Justice Murray Sinclair
Chairman, Truth and Reconciliation Commission, Winnipeg, Man. An uncommon write-in candidate winner for this season 's Best 25, Sinclair was among the list this past year, making headlines again in June with the release of this summary of the record of the TRC and 94 recommendations to redress the cultural genocide of Canada's residential college program. Over six decades, Sinclair led the TRC hearing the stories of over 7,000 survivors of sexual, physical, and psychological abuse. Sinclair, that was the first aboriginal judge in Manitoba, was first appointed to the provincial court in which he became associate chief in 1988 and then elevated to the Court of Queen's Bench at 2001. He was co-commissioner of Manitoba's Aboriginal Justice Inquiry in 1988 and presided over a 2000 inquest into the deaths of 12 babies at Winnipeg's Health Sciences Centre.

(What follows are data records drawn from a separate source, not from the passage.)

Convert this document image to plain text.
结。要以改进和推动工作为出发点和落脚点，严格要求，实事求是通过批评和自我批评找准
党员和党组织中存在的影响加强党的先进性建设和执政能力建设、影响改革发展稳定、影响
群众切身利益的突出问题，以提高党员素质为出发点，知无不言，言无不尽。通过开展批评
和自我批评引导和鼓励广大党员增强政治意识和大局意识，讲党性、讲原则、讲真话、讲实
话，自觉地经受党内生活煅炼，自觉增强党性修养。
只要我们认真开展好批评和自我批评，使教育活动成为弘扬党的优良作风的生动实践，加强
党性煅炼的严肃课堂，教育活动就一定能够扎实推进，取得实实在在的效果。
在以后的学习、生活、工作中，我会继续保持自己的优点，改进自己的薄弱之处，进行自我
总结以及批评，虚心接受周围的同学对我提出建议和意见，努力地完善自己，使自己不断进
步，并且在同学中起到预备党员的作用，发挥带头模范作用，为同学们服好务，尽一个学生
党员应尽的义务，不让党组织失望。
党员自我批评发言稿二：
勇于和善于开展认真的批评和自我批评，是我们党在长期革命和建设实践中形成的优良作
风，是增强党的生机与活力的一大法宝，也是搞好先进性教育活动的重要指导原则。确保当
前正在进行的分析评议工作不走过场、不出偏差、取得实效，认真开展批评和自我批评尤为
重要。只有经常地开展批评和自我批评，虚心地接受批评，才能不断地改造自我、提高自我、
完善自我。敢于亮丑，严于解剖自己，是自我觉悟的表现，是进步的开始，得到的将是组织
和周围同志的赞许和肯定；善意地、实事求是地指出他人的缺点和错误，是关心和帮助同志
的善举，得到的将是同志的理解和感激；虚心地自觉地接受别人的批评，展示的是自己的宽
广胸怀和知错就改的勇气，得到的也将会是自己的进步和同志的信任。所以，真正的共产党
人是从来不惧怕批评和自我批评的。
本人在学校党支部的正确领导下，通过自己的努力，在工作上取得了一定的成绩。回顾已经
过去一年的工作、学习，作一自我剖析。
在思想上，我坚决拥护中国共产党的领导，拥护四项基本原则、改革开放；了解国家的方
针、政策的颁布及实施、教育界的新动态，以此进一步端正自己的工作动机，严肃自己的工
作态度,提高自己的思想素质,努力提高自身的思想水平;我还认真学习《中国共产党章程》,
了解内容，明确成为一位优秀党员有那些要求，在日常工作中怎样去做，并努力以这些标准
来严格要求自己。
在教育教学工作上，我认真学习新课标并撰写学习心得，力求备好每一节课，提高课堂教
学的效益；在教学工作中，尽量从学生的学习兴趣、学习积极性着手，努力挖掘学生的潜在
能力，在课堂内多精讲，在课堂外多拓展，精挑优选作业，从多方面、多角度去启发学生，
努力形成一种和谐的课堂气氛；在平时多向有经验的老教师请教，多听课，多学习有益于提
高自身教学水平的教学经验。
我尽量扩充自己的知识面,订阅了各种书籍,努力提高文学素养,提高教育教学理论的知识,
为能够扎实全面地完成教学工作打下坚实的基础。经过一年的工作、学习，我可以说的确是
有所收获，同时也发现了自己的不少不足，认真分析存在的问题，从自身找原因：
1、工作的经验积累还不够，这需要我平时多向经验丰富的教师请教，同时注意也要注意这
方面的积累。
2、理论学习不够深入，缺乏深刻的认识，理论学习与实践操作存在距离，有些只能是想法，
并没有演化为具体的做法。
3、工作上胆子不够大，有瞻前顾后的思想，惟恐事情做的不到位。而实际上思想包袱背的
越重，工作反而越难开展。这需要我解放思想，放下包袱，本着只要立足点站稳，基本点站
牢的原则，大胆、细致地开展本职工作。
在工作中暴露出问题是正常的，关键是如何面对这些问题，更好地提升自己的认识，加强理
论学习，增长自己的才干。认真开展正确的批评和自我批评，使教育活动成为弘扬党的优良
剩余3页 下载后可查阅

Sinclair hopes to finish the commission's full report in the not too distant future, after which he will choose whether to return to retire or court and advocate for indigenous rights full-time.
Lorne Waldman
Waldman & Associates, Toronto, Ont. Waldman is a great defender of refugees, immigrants, and human rights. He's won a number of important successes, such as healthcare for refugees in Canadian Doctors for Refugee Care v. Canada along with a woman's right to wear the niqab whilst producing her citizenship oath at Ishaq v. Canada together with his partner Naseem Mithoowani. He also contended at the Supreme Court of Canada in J.P. v. Canada and G.J. v. Canada, that Canada's anti-human smuggling provisions must consist of asylum seekers participating in mutual aid. Along with Peter Edelmann, he acted on behalf of the CBA from the Harkat case before the SCC at 2014. On the international stage, he symbolizes Mohamed Fahmy (along with Amal Clooney), the Canadian journalist working for Al Jazeera. He has also been a vocal opponent of Bill C-51 and modifications to Canada's citizenship legislation. What voters had to say: Lorne educated us all, particularly today, to preserve democracy and to maintain the rule of law.